Customer grants the Company a perpetual, worldwide, royalty-free license to use Customer’s voice, image, likeness, written statements, testimonials, or participation for promotional, educational, or commercial purposes.
Customer waives any right to compensation or approval of such use.
If Customer does not wish to appear in recordings, Customer must disable video and identify themselves accordingly during live sessions.
8. DISCLAIMERS
The Company provides educational and informational services only.
The Company is not acting as a licensed medical professional, therapist, attorney, accountant, or financial advisor.
No guarantees are made regarding specific results, income, business growth, or outcomes.
Any testimonials or examples are illustrative only and do not guarantee similar results.
9. THIRD-PARTY SERVICES
The Company may recommend third-party providers.
Such recommendations do not constitute endorsements.
The Company is not liable for the actions, services, or outcomes of third-party providers.
10. CUSTOMER CONDUCT
Customer agrees to act respectfully and professionally.

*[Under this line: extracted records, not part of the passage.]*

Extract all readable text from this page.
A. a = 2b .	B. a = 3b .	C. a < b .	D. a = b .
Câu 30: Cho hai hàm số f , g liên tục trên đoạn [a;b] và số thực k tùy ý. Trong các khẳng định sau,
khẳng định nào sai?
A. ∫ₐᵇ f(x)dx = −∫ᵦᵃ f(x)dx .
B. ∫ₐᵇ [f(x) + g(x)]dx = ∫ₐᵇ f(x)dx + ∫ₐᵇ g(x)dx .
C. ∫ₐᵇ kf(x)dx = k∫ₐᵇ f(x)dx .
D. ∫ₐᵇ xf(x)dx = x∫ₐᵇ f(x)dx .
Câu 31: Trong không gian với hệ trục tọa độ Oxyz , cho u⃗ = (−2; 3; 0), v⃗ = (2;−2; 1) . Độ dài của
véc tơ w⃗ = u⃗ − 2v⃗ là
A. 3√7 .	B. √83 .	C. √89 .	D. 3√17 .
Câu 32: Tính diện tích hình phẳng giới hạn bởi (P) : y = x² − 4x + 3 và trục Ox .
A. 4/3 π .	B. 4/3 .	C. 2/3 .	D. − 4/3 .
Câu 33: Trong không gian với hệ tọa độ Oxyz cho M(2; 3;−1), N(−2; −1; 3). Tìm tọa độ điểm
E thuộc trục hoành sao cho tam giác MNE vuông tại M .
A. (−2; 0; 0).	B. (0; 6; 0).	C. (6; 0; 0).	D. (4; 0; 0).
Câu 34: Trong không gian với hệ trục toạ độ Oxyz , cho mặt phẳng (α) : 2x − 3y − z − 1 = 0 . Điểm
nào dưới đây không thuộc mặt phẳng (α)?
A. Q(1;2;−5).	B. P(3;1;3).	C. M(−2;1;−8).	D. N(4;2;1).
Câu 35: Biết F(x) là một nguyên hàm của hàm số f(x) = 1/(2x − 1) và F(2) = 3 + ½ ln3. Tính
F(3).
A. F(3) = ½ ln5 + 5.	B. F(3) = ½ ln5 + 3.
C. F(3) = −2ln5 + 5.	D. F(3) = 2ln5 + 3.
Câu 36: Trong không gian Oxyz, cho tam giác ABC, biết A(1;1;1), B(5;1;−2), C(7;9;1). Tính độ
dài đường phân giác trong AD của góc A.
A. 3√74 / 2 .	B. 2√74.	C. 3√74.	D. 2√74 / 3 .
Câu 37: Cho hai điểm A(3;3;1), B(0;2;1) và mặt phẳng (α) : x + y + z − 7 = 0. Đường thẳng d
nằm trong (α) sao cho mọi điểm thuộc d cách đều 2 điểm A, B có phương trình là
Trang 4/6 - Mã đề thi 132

The Company may remove Customer from the Program without refund if Customer:
- Engages in harassment or abusive conduct;
- Disrupts sessions;
- Violates intellectual property rights;
- Shares confidential information;
- Fails to make payments.
11. NON-DISPARAGEMENT
The Parties agree not to make knowingly false or defamatory statements about one another.
Nothing in this section prohibits truthful statements or lawful reviews.
12. DISCLAIMER OF WARRANTIES
The Program is provided “as is” without warranties of any kind, express or implied, including warranties of merchantability or fitness for a particular purpose.
13. LIMITATION OF LIABILITY
To the maximum extent permitted by law:
The Company’s total liability under this Agreement shall not exceed the total amount paid by Customer.
The Company shall not be liable for indirect, incidental, special, consequential, or punitive damages.
Customer assumes all risks associated with participation.
14. FORCE MAJEURE
The Company shall not be liable for delays or failure to perform due to causes beyond its reasonable control, including but not limited to:
- Illness
- Internet or platform outages
- Government restrictions
- Natural disasters
- Payment processor interruptions
15. DISPUTE RESOLUTION & GOVERNING LAW
This Agreement shall be governed by the laws of the Province of British Columbia and the federal laws of Canada applicable therein.
Any dispute arising out of or relating to this Agreement shall be resolved by binding arbitration conducted in British Columbia, Canada.
Customer agrees:
- To waive the right to a jury trial;
- To waive participation in any class action or representative proceeding;
- That arbitration shall be the exclusive remedy.
Each party shall bear its own legal fees unless otherwise awarded by the arbitrator.
16. SEVERABILITY
If any provision is found unenforceable, the remaining provisions shall remain in full force and effect.
17. ENTIRE AGREEMENT
This Agreement constitutes the entire agreement between the Parties and supersedes all prior discussions or representations.